Ideas.

I have some ideas. For projects. Of course, I have them now, when I really need to be packing and not spending money.

I also am feeling a strong need to come up with some new plan career-wise. I’m just not pleased with where I am. And it’s not that I don’t love working at the synagogue, because I do, but I can’t see myself there long term for a variety of reasons.

I have a compulsive need for change. And my biggest fear is that we are buying this house and then EVERYTHING WILL BE THE SAME FOREVER AND NOTHING CAN CHANGE AND I CAN’T HAVE ANYMORE ADVENTURES.

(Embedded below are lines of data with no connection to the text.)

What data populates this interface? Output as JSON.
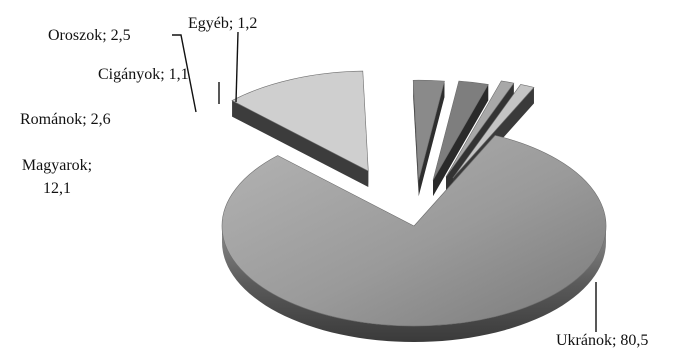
{
  "chart_data": {
    "type": "pie",
    "style": "3d-exploded",
    "title": "",
    "labels": [
      "Ukránok",
      "Magyarok",
      "Románok",
      "Oroszok",
      "Cigányok",
      "Egyéb"
    ],
    "values": [
      80.5,
      12.1,
      2.6,
      2.5,
      1.1,
      1.2
    ],
    "value_labels": [
      "80,5",
      "12,1",
      "2,6",
      "2,5",
      "1,1",
      "1,2"
    ],
    "separator": "; ",
    "legend": "none",
    "colors": {
      "Ukránok": "#9a9a9a",
      "Magyarok": "#cfcfcf",
      "Románok": "#8a8a8a",
      "Oroszok": "#7e7e7e",
      "Cigányok": "#a8a8a8",
      "Egyéb": "#c4c4c4"
    }
  }
}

No, my biggest fear is base jumping off a suspension bride that is covered in spiders, landing in a field full of dinosaurs, and having to escape through a deep cavern that is full centipedes, millipedes, and more spiders, then when I’m home and think I’m finally safe, I’m actually stuck in suburbia for the rest of my life working in an office for someone who doesn’t let me take a lunch AND EVERY DAY IS THE SAME.

And then Tom feels bad because he thinks I’m miserable and it’s all his fault, which isn’t true at all, he’s the first person I go to for comfort and he usually makes everything better. Because he poops rainbows.

3 Comments

  • I know exactly what you mean.

  • The adventure fun-ness aside, can Tom teach my hubby to do that?

    Interestingly, I’m at the opposite end of the spectrum right now. I don’t want anymore adventures. All my recent adventures have SUCKED. I’ve had adventures in emotionally disabled teen rearing. Adventures in watching a terminally ill parent die. Adventures in becoming a step daughter at the age of 47. I’ve had adventures in my own poor health.

    I’m convinced circumstances and nothing organic are the cause of my heart problems. If I didn’t have angsty teens, watch college football and could bring in about $100 extra per month, my resting heart rate wouldn’t be in the triple digits. I long to hunker down in my home with all my familiar things, tell the rest of the world to Go to Hell (including certain members of my family) and take a nap with my cats. And then to maintain that as the status quo for a while. At least until I get my equilibrium back…then perhaps some more adventures.